Neuroplasticity
Source: Hebb, The Organization of Behavior, 1949; Merzenich, 1984; Kandel, Nobel Prize 2000 Institution: Multiple
Finding
Hebb (1949): neurons that fire together wire together. Merzenich (1984): cortical maps reorganize after altered input. Kandel (Nobel 2000): molecular mechanisms of synaptic plasticity in Aplysia. The brain restructures to match actual use. Cortical territory allocated proportionally to behavioral demands. The brain is an honest record of its own history of use.
Pattern Mapping
Alignment — Neural maps align with actual use. The somatosensory cortex of a violinist over-represents the left hand fingers because those fingers are used more. The map becomes what the function requires.
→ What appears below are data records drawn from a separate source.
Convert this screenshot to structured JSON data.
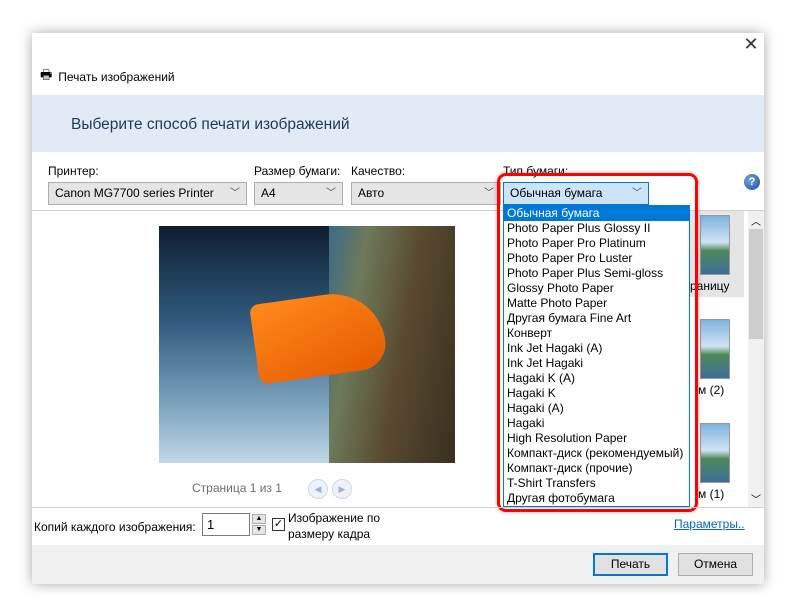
{
  "window": {
    "title": "Печать изображений",
    "close": "✕"
  },
  "header": {
    "heading": "Выберите способ печати изображений"
  },
  "printer": {
    "label": "Принтер:",
    "value": "Canon MG7700 series Printer"
  },
  "paper_size": {
    "label": "Размер бумаги:",
    "value": "A4"
  },
  "quality": {
    "label": "Качество:",
    "value": "Авто"
  },
  "paper_type": {
    "label": "Тип бумаги:",
    "value": "Обычная бумага",
    "options": [
      "Обычная бумага",
      "Photo Paper Plus Glossy II",
      "Photo Paper Pro Platinum",
      "Photo Paper Pro Luster",
      "Photo Paper Plus Semi-gloss",
      "Glossy Photo Paper",
      "Matte Photo Paper",
      "Другая бумага Fine Art",
      "Конверт",
      "Ink Jet Hagaki (A)",
      "Ink Jet Hagaki",
      "Hagaki K (A)",
      "Hagaki K",
      "Hagaki (A)",
      "Hagaki",
      "High Resolution Paper",
      "Компакт-диск (рекомендуемый)",
      "Компакт-диск (прочие)",
      "T-Shirt Transfers",
      "Другая фотобумага"
    ],
    "highlight_color": "#ff0000"
  },
  "preview": {
    "page_text": "Страница 1 из 1"
  },
  "layouts": [
    {
      "label": "раницу"
    },
    {
      "label": "м (2)"
    },
    {
      "label": "м (1)"
    }
  ],
  "copies": {
    "label": "Копий каждого изображения:",
    "value": "1"
  },
  "fit": {
    "label1": "Изображение по",
    "label2": "размеру кадра",
    "checked": true
  },
  "options_link": "Параметры..",
  "buttons": {
    "print": "Печать",
    "cancel": "Отмена"
  }
}
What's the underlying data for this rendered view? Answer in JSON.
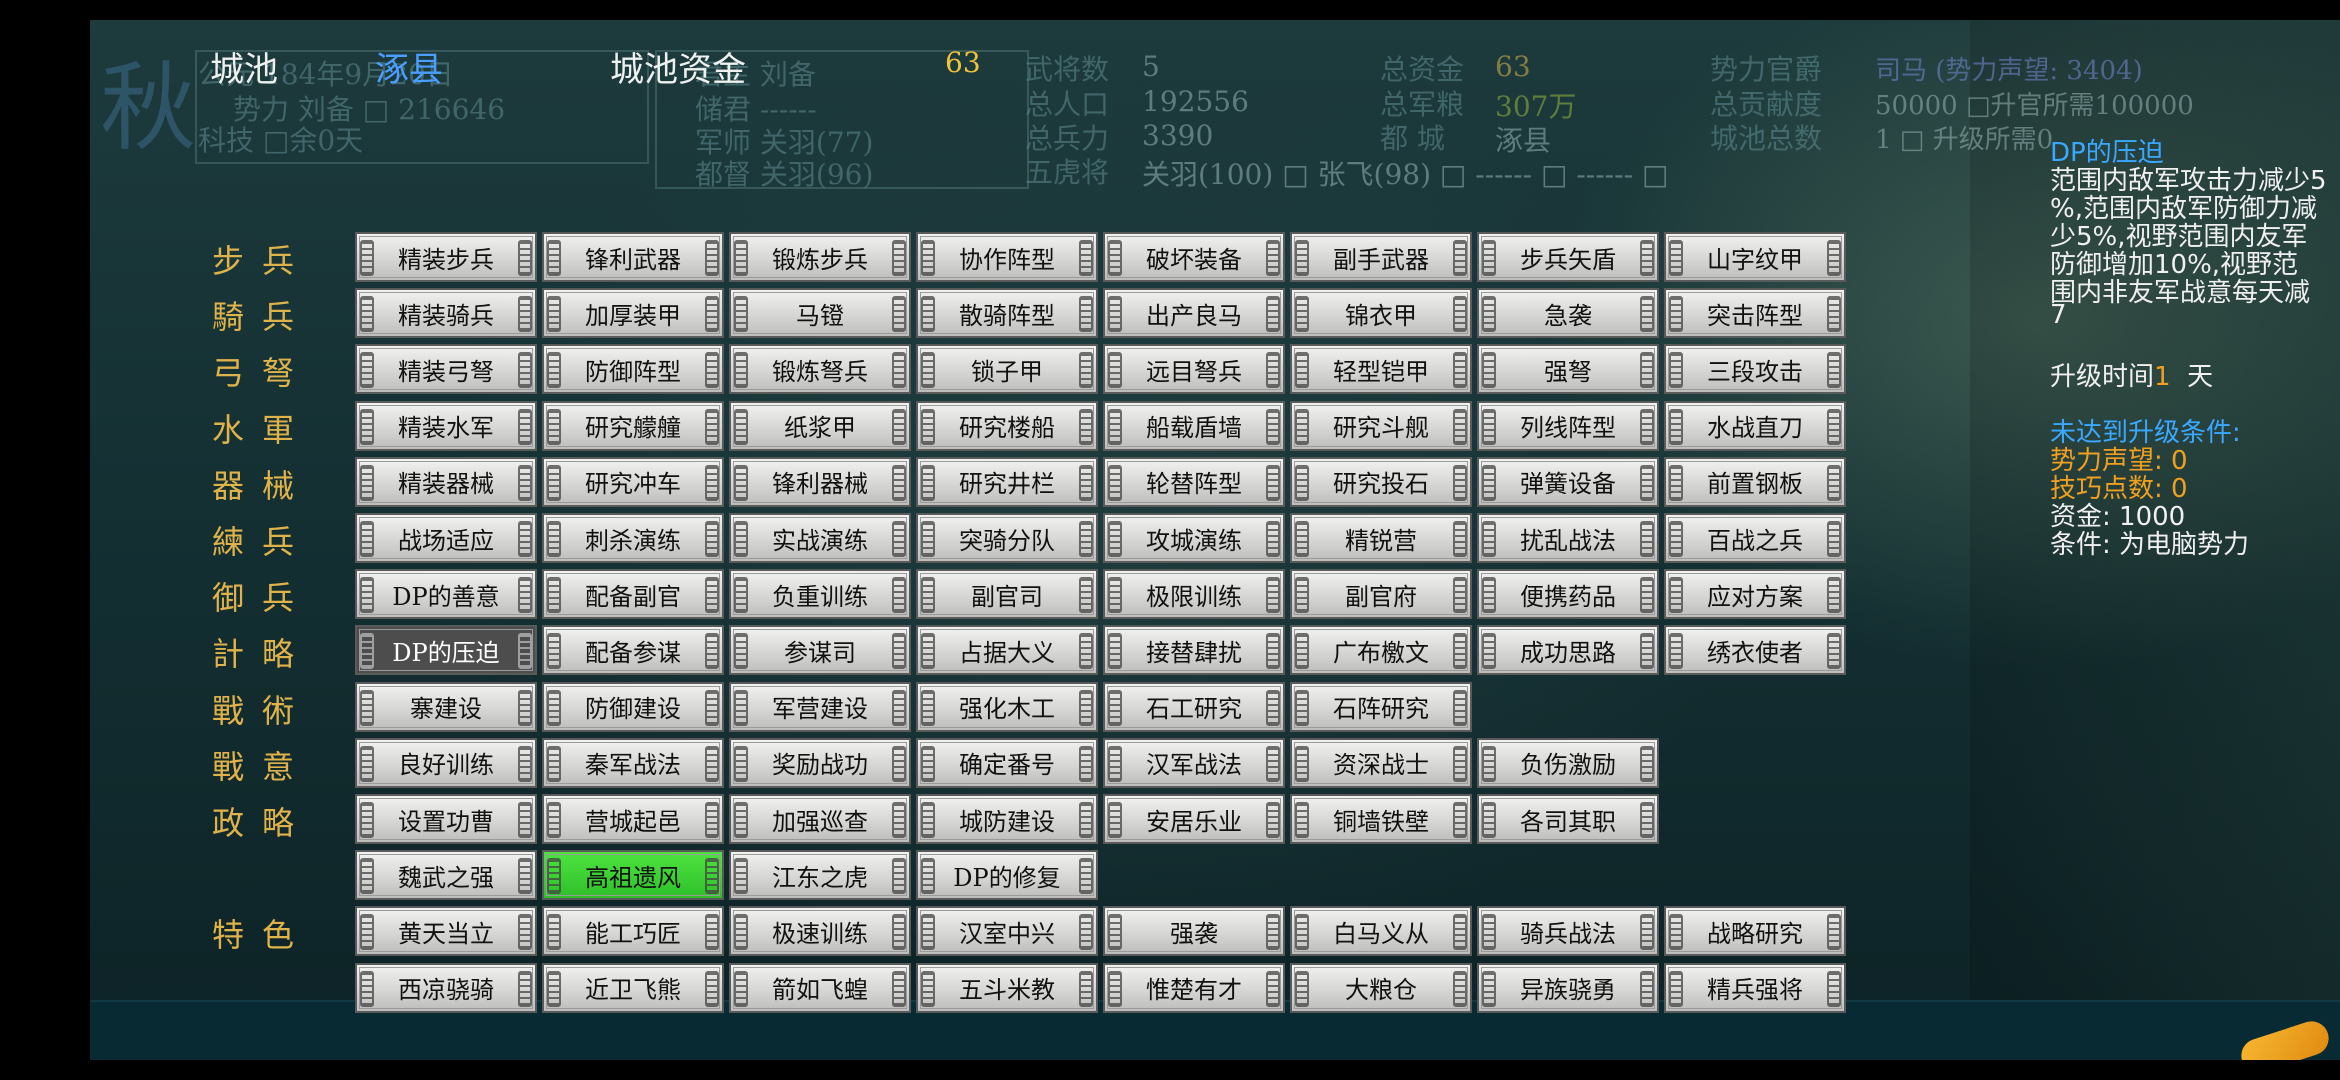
{
  "header": {
    "city_label": "城池",
    "city_name": "涿县",
    "funds_label": "城池资金",
    "funds_value": "63"
  },
  "faded_info": {
    "season": "秋",
    "date": "公元 184年9月20日",
    "force": "势力 刘备 □ 216646",
    "tech": "科技 □余0天",
    "lord": "君主 刘备",
    "heir": "储君 ------",
    "strategist": "军师 关羽(77)",
    "commander": "都督 关羽(96)",
    "generals_label": "武将数",
    "generals_value": "5",
    "population_label": "总人口",
    "population_value": "192556",
    "troops_label": "总兵力",
    "troops_value": "3390",
    "tigers_label": "五虎将",
    "tigers_value": "关羽(100) □ 张飞(98) □ ------ □ ------ □",
    "total_funds_label": "总资金",
    "total_funds_value": "63",
    "total_food_label": "总军粮",
    "total_food_value": "307万",
    "capital_label": "都 城",
    "capital_value": "涿县",
    "rank_label": "势力官爵",
    "rank_value": "司马 (势力声望: 3404)",
    "contribution_label": "总贡献度",
    "contribution_value": "50000 □升官所需100000",
    "cities_label": "城池总数",
    "cities_value": "1 □ 升级所需0"
  },
  "categories": [
    {
      "label": "步兵",
      "items": [
        "精装步兵",
        "锋利武器",
        "锻炼步兵",
        "协作阵型",
        "破坏装备",
        "副手武器",
        "步兵矢盾",
        "山字纹甲"
      ]
    },
    {
      "label": "騎兵",
      "items": [
        "精装骑兵",
        "加厚装甲",
        "马镫",
        "散骑阵型",
        "出产良马",
        "锦衣甲",
        "急袭",
        "突击阵型"
      ]
    },
    {
      "label": "弓弩",
      "items": [
        "精装弓弩",
        "防御阵型",
        "锻炼弩兵",
        "锁子甲",
        "远目弩兵",
        "轻型铠甲",
        "强弩",
        "三段攻击"
      ]
    },
    {
      "label": "水軍",
      "items": [
        "精装水军",
        "研究艨艟",
        "纸浆甲",
        "研究楼船",
        "船载盾墙",
        "研究斗舰",
        "列线阵型",
        "水战直刀"
      ]
    },
    {
      "label": "器械",
      "items": [
        "精装器械",
        "研究冲车",
        "锋利器械",
        "研究井栏",
        "轮替阵型",
        "研究投石",
        "弹簧设备",
        "前置钢板"
      ]
    },
    {
      "label": "練兵",
      "items": [
        "战场适应",
        "刺杀演练",
        "实战演练",
        "突骑分队",
        "攻城演练",
        "精锐营",
        "扰乱战法",
        "百战之兵"
      ]
    },
    {
      "label": "御兵",
      "items": [
        "DP的善意",
        "配备副官",
        "负重训练",
        "副官司",
        "极限训练",
        "副官府",
        "便携药品",
        "应对方案"
      ]
    },
    {
      "label": "計略",
      "items": [
        "DP的压迫",
        "配备参谋",
        "参谋司",
        "占据大义",
        "接替肆扰",
        "广布檄文",
        "成功思路",
        "绣衣使者"
      ]
    },
    {
      "label": "戰術",
      "items": [
        "寨建设",
        "防御建设",
        "军营建设",
        "强化木工",
        "石工研究",
        "石阵研究"
      ]
    },
    {
      "label": "戰意",
      "items": [
        "良好训练",
        "秦军战法",
        "奖励战功",
        "确定番号",
        "汉军战法",
        "资深战士",
        "负伤激励"
      ]
    },
    {
      "label": "政略",
      "items": [
        "设置功曹",
        "营城起邑",
        "加强巡查",
        "城防建设",
        "安居乐业",
        "铜墙铁壁",
        "各司其职"
      ]
    },
    {
      "label": "",
      "items": [
        "魏武之强",
        "高祖遗风",
        "江东之虎",
        "DP的修复"
      ]
    },
    {
      "label": "特色",
      "items": [
        "黄天当立",
        "能工巧匠",
        "极速训练",
        "汉室中兴",
        "强袭",
        "白马义从",
        "骑兵战法",
        "战略研究"
      ]
    },
    {
      "label": "",
      "items": [
        "西凉骁骑",
        "近卫飞熊",
        "箭如飞蝗",
        "五斗米教",
        "惟楚有才",
        "大粮仓",
        "异族骁勇",
        "精兵强将"
      ]
    }
  ],
  "selected_item": "DP的压迫",
  "highlighted_item": "高祖遗风",
  "detail": {
    "title": "DP的压迫",
    "desc": [
      "范围内敌军攻击力减少5",
      "%,范围内敌军防御力减",
      "少5%,视野范围内友军",
      "防御增加10%,视野范",
      "围内非友军战意每天减",
      "7"
    ],
    "upgrade_time_label": "升级时间",
    "upgrade_time_value": "1",
    "upgrade_time_unit": "天",
    "cond_title": "未达到升级条件:",
    "cond_prestige": "势力声望: 0",
    "cond_skill": "技巧点数: 0",
    "cond_funds": "资金: 1000",
    "cond_ai": "条件: 为电脑势力"
  },
  "colors": {
    "label_gold": "#e0b24a",
    "header_blue": "#4a9eff",
    "funds_gold": "#f0c23a",
    "highlight_green": "#3bd12f",
    "selected_gray": "#4d4d4d"
  }
}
Proportion — Territory allocated proportionally to use. More used = more cortical real estate. The allocation matches actual demand, not theoretical importance.
Honesty — The brain is an honest record of its history. You can read a person’s behavioral history from their cortical maps. The structure does not fabricate a history it did not experience.
Connections
- Bone Remodeling — both restructure to match actual use: brain maps and bone maps follow identical logic (→ Meta-Pattern 04 - Proportion as Optimization)
- Epigenetics — both are honest records of history: neural maps record behavioral history, epigenome records environmental history
- Wound Healing — both are biological systems that restructure in response to actual conditions
- Winnicott Mother as First Mirror — the mother’s face shapes the infant’s neural development; neuroplasticity is the mechanism
- Material History of Mirrors — each mirror technology shapes self-perception; neuroplasticity means that changed perception physically restructures the brain
Status
Established neuroscience (Hebb 1949; Merzenich 1984; Kandel 2006; Doidge 2007). No controversy.
The mapping to the five properties is this project’s structural interpretation.